Eleganz auf der Laufbahn
Kritiker warfen ihr oft vor, die Laufbahn mit dem Laufsteg zu verwechseln. Dem hält sie entgegen, "dass es einfach nur eleganter aussieht, wenn ich anlaufe." Das liegt an ihrer Vergangenheit als Kunstturnerin. Da lernt man, sich anmutig zu bewegen. Sie war 1982 mit 13 Jahren jüngste DDR-Meisterin aller Zeiten im Schwebebalken und 1984 gehörte sie als Turnerin zum Olympiaaufgebot. Der Boykott kam dazwischen, doch bei den Ersatz-Spielen der Ostblockstaaten gewann sie mit der DDR-Riege die Bronzemedaille. Nach Susen Tiedtkes Zählweise war das übrigens ihre erste Olympiateilnahme.
Als sie zu groß wurde - "mit 1,69 Metern habe ich aufgehört" - und nicht mehr an die Geräte passte, wechselte sie zur Leichtathletik, probierte sich im Stabhochspringen, und wurde schließlich Weitspringerin. Von 1991 bis 2000 gehörte die langbeinige Blondine in dieser Disziplin zu den Top Ten der Welt – wobei ihr die besten Jahre genommen wurden, wie sie im Rückblick bedauert.
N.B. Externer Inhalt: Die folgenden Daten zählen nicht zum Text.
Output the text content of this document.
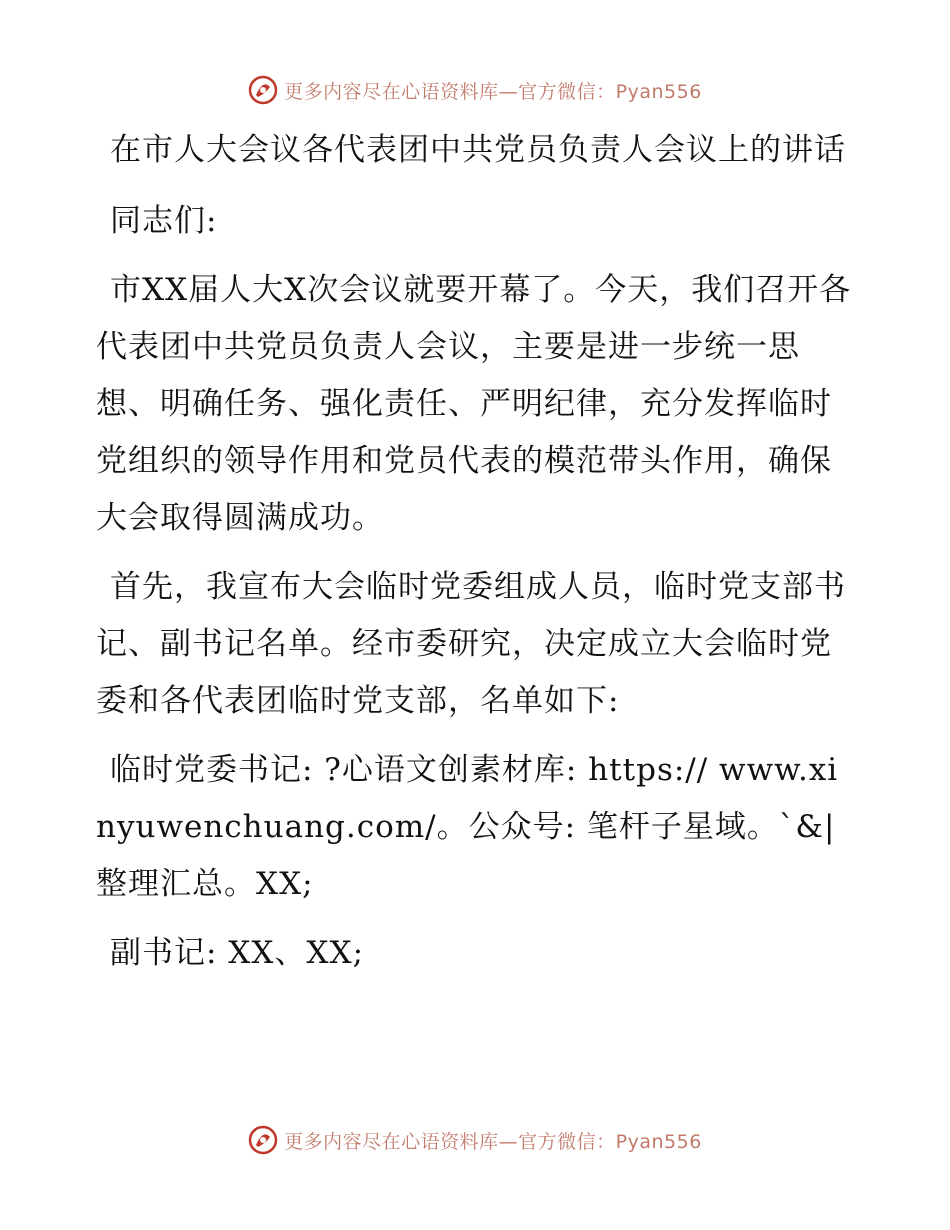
更多内容尽在心语资料库—官方微信：Pyan556

在市人大会议各代表团中共党员负责人会议上的讲话

同志们:

市XX届人大X次会议就要开幕了。今天，我们召开各代表团中共党员负责人会议，主要是进一步统一思想、明确任务、强化责任、严明纪律，充分发挥临时党组织的领导作用和党员代表的模范带头作用，确保大会取得圆满成功。

首先，我宣布大会临时党委组成人员，临时党支部书记、副书记名单。经市委研究，决定成立大会临时党委和各代表团临时党支部，名单如下:

临时党委书记: ?心语文创素材库: https:// www.xinyuwenchuang.com/。公众号: 笔杆子星域。`&|整理汇总。XX;

副书记: XX、XX;

更多内容尽在心语资料库—官方微信：Pyan556
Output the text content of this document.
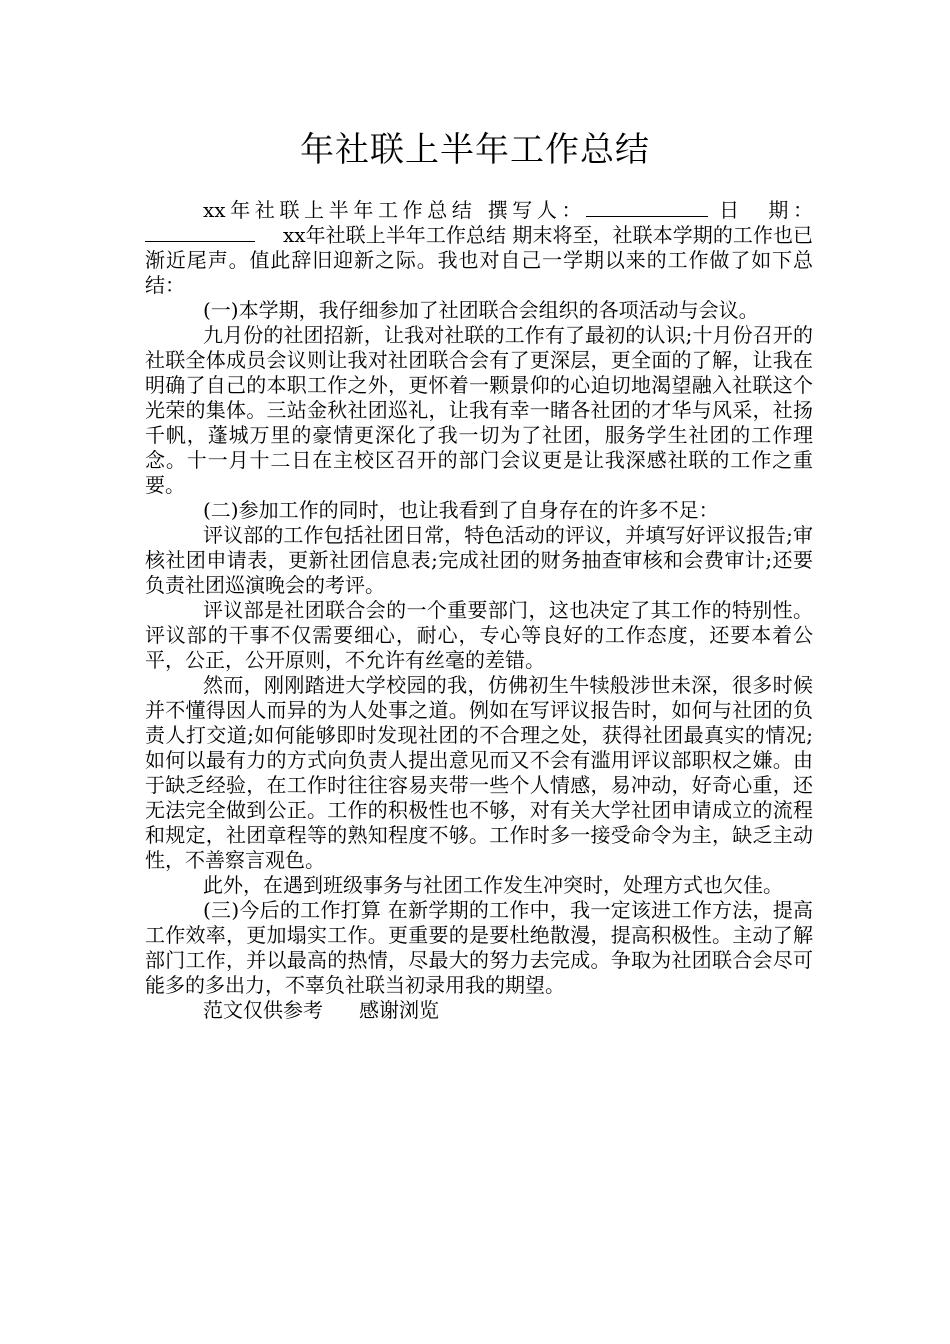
年社联上半年工作总结

xx年社联上半年工作总结 撰写人：	日　期：xx年社联上半年工作总结 期末将至，社联本学期的工作也已渐近尾声。值此辞旧迎新之际。我也对自己一学期以来的工作做了如下总结：

(一)本学期，我仔细参加了社团联合会组织的各项活动与会议。

九月份的社团招新，让我对社联的工作有了最初的认识;十月份召开的社联全体成员会议则让我对社团联合会有了更深层，更全面的了解，让我在明确了自己的本职工作之外，更怀着一颗景仰的心迫切地渴望融入社联这个光荣的集体。三站金秋社团巡礼，让我有幸一睹各社团的才华与风采，社扬千帆，蓬城万里的豪情更深化了我一切为了社团，服务学生社团的工作理念。十一月十二日在主校区召开的部门会议更是让我深感社联的工作之重要。

(二)参加工作的同时，也让我看到了自身存在的许多不足：

评议部的工作包括社团日常，特色活动的评议，并填写好评议报告;审核社团申请表，更新社团信息表;完成社团的财务抽查审核和会费审计;还要负责社团巡演晚会的考评。

评议部是社团联合会的一个重要部门，这也决定了其工作的特别性。评议部的干事不仅需要细心，耐心，专心等良好的工作态度，还要本着公平，公正，公开原则，不允许有丝毫的差错。

然而，刚刚踏进大学校园的我，仿佛初生牛犊般涉世未深，很多时候并不懂得因人而异的为人处事之道。例如在写评议报告时，如何与社团的负责人打交道;如何能够即时发现社团的不合理之处，获得社团最真实的情况;如何以最有力的方式向负责人提出意见而又不会有滥用评议部职权之嫌。由于缺乏经验，在工作时往往容易夹带一些个人情感，易冲动，好奇心重，还无法完全做到公正。工作的积极性也不够，对有关大学社团申请成立的流程和规定，社团章程等的熟知程度不够。工作时多一接受命令为主，缺乏主动性，不善察言观色。

此外，在遇到班级事务与社团工作发生冲突时，处理方式也欠佳。

(三)今后的工作打算 在新学期的工作中，我一定该进工作方法，提高工作效率，更加塌实工作。更重要的是要杜绝散漫，提高积极性。主动了解部门工作，并以最高的热情，尽最大的努力去完成。争取为社团联合会尽可能多的多出力，不辜负社联当初录用我的期望。

范文仅供参考 感谢浏览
Ab Mai 1995 war sie zwei Jahre wegen Dopings gesperrt. Minimale Mengen eines anabolen Stoffes seien bei ihr gefunden worden. Als Susen Tiedtke gegen die Sperre klagte, sei die Urinprobe verschwunden gewesen, das Beweismittel vernichtet. Auf den Deutschen Leichtathletik Verband (DLV) war sie damals nicht besonders gut zu sprechen.
Ziel: Medaille
Heute freuen sich alle über ihr Comeback. DLV-Mediendirektor Peter Schmitt findet es "eine dolle Sache, dass Susen wieder da ist". In der mitunter grauen Leichtathletik-Landschaft ist jeder Farbtupfer willkommen: "Sie ist auf jeden Fall eine öffentlichkeitswirksame Erscheinung." Doch er schränkt auch ein: "Die Optik ist sehr schön, aber die Leistung ist wichtiger."
Susen Tiedtke weiß das, und hat sich fest vorgenommen, in Athen auch sportlich für Furore sorgen: "Diesmal will ich eine Medaille." Es wäre eine Art nachträgliches Geschenk.
Ansonsten hat sie für Weihnachten, das sie gemütlich im Kreis der Familie feiern wird, "keine speziellen Wünsche". Sollte es mit der Medaille nicht klappen, wäre es aber auch nicht so tragisch - Lambros Govatzis und Vassilis Mourikis werden sie dennoch mit ihren Kameras ins Visier nehmen.